The American Burn Association has identified the following types of burn injuries that typically require referral to a burn:

  1. Partial-thickness and full-thickness burns on greater than 10% of the BSA in any patient.
  2. Partial-thickness and full-thickness burns involving the face, eyes, ears, hands, feet, genitalia, and perineum, as well as those that involve skin overlying mjaor joints.
  3. Full-thickness burns of any size in any age group.
  4. Significant electrical burns, including lightning injury (significant electrical burns, including lightning injury (significant volumes of tissue beneath the surface can be injured and result in acute renal failure and other complications)

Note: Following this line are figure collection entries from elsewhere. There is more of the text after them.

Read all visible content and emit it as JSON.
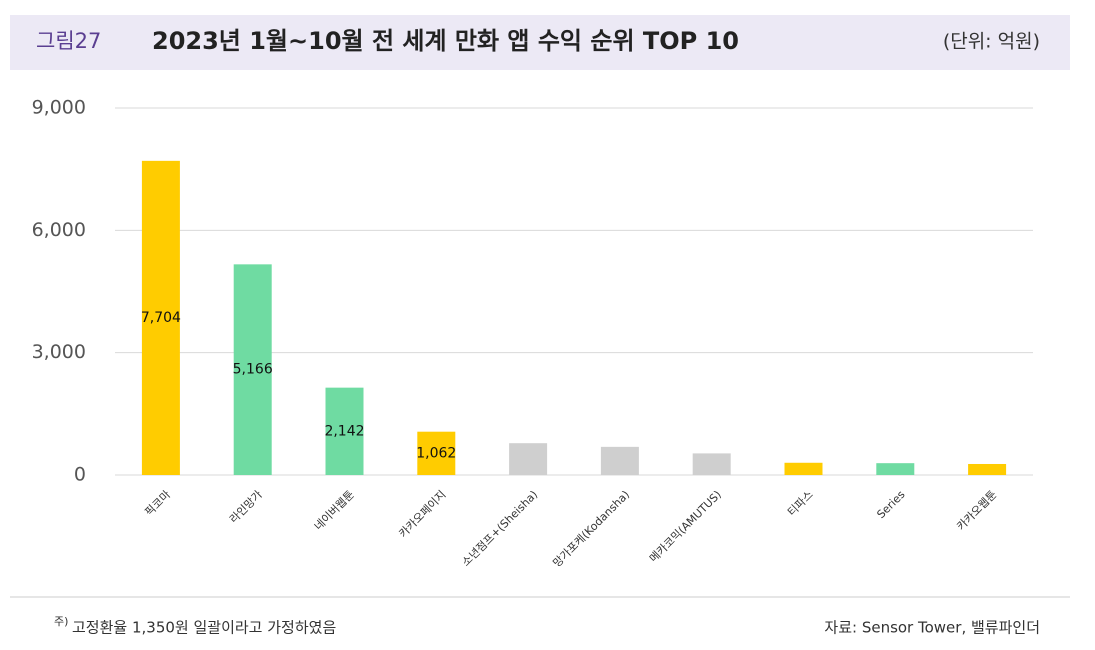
{
  "chart_data": {
    "type": "bar",
    "figure_label": "그림27",
    "title": "2023년 1월~10월 전 세계 만화 앱 수익 순위 TOP 10",
    "unit": "(단위: 억원)",
    "categories": [
      "픽코마",
      "라인망가",
      "네이버웹툰",
      "카카오페이지",
      "소년점프+(Sheisha)",
      "망가포케(Kodansha)",
      "메카코믹(AMUTUS)",
      "티파스",
      "Series",
      "카카오웹툰"
    ],
    "values": [
      7704,
      5166,
      2142,
      1062,
      780,
      690,
      530,
      300,
      290,
      270
    ],
    "value_labels": [
      "7,704",
      "5,166",
      "2,142",
      "1,062",
      null,
      null,
      null,
      null,
      null,
      null
    ],
    "colors": [
      "#ffcc00",
      "#6fdba2",
      "#6fdba2",
      "#ffcc00",
      "#cfcfcf",
      "#cfcfcf",
      "#cfcfcf",
      "#ffcc00",
      "#6fdba2",
      "#ffcc00"
    ],
    "ylim": [
      0,
      9000
    ],
    "yticks": [
      0,
      {
        "value": 3000,
        "label": "3,000"
      },
      {
        "value": 6000,
        "label": "6,000"
      },
      {
        "value": 9000,
        "label": "9,000"
      }
    ],
    "grid": true,
    "note_marker": "주)",
    "note": "고정환율 1,350원 일괄이라고 가정하였음",
    "source": "자료: Sensor Tower, 밸류파인더"
  }
}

  5. Significant chemical burns
  6. Inhalation injury
  7. Burn injury in patients with preexisting illness that could complicate treatment, prolong recovery, or affect mortality
  8. Any patient with a burn injury who has concomitant trauma poses an increased risk of morbidity or mortality, and may be treated initially in a trauma center until stable before being transferred to a burn center
  9. Children with burn injuries who are seen in hospitals without qualified personnel or equipment to manage their care should be transferred to a burn center with these capabilities
  10. Burn injury in patients who will require special social and emotional or long-term rehabilitative support, including cases involving suspected maltreatment and neglect.
  11. *The Advanced Trauma Life Support Course Manual, American College of Surgeons, 2012. pp. 230-241.